Location
- Country: Bolivia

Highway system
- Highways of Bolivia; National Roads;

= Route 13 (Bolivia) =

Highway in Bolivia

Route 13 is a National Road in the South American Andean state of Bolivia.

== Route guidance ==
Route 13 has a length of 370 kilometers and crosses the northern part of the Bolivian lowland from west to east, from the border with the Brazilian state of Acre to the flood plain of the Beni River. The entire length of the road crosses the Departments of Pando and Beni and leads for the most part through intact tropical rainforest, only in a narrow strip next to the road is slash-burned pasture land. The road begins in the northwest as an extension of the Brazilian "Estrada de Pacífico" (BR-317) in Cobija and ends in the east at El Triangulo on the Route 8, the follows the Beni River from Yucumo in the south to Guayaramerín in the northeast.

The first 33 kilometers of Route 13 in the northwest are paved, the remaining 337 kilometers from Porvenir to El Triangulo are unpaved.
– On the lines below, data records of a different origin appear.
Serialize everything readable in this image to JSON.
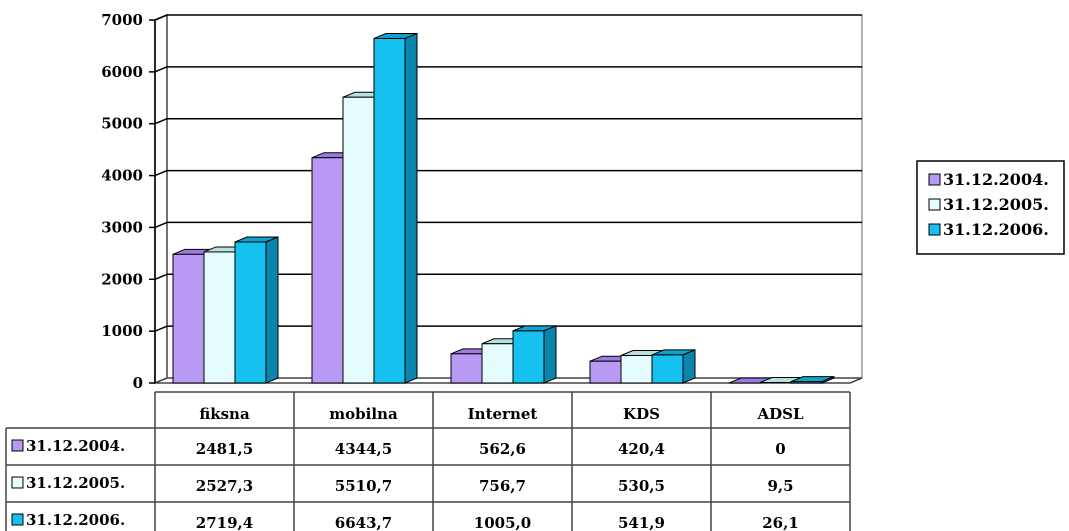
{
  "chart_data": {
    "type": "bar",
    "title": "",
    "xlabel": "",
    "ylabel": "",
    "categories": [
      "fiksna",
      "mobilna",
      "Internet",
      "KDS",
      "ADSL"
    ],
    "series": [
      {
        "name": "31.12.2004.",
        "values": [
          2481.5,
          4344.5,
          562.6,
          420.4,
          0
        ],
        "labels": [
          "2481,5",
          "4344,5",
          "562,6",
          "420,4",
          "0"
        ],
        "color": "#b89af4",
        "side": "#7a55c8",
        "top": "#9c7ae0"
      },
      {
        "name": "31.12.2005.",
        "values": [
          2527.3,
          5510.7,
          756.7,
          530.5,
          9.5
        ],
        "labels": [
          "2527,3",
          "5510,7",
          "756,7",
          "530,5",
          "9,5"
        ],
        "color": "#e4fdfc",
        "side": "#a8d4d2",
        "top": "#b5e2e0"
      },
      {
        "name": "31.12.2006.",
        "values": [
          2719.4,
          6643.7,
          1005.0,
          541.9,
          26.1
        ],
        "labels": [
          "2719,4",
          "6643,7",
          "1005,0",
          "541,9",
          "26,1"
        ],
        "color": "#16c0ef",
        "side": "#0a86ad",
        "top": "#0ea2cd"
      }
    ],
    "yticks": [
      "0",
      "1000",
      "2000",
      "3000",
      "4000",
      "5000",
      "6000",
      "7000"
    ],
    "ylim": [
      0,
      7000
    ],
    "grid": true,
    "legend": "right",
    "data_table": true
  }
}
The road crosses on its way five large rivers, three of which have to be crossed by ferry: with a ferry of the Madre de Dios River and the Manupare River at Sena and with a second of the Beni River, which forms the border between the departments of Pando and Beni. There are bridges over the Orthon River at Puerto Rico and the Geneshuaya River, the easternmost of the five rivers. But it is also planned to build via the Beni River and the Madre de Dios and Manupare Rivers, so that ferries are no longer necessary.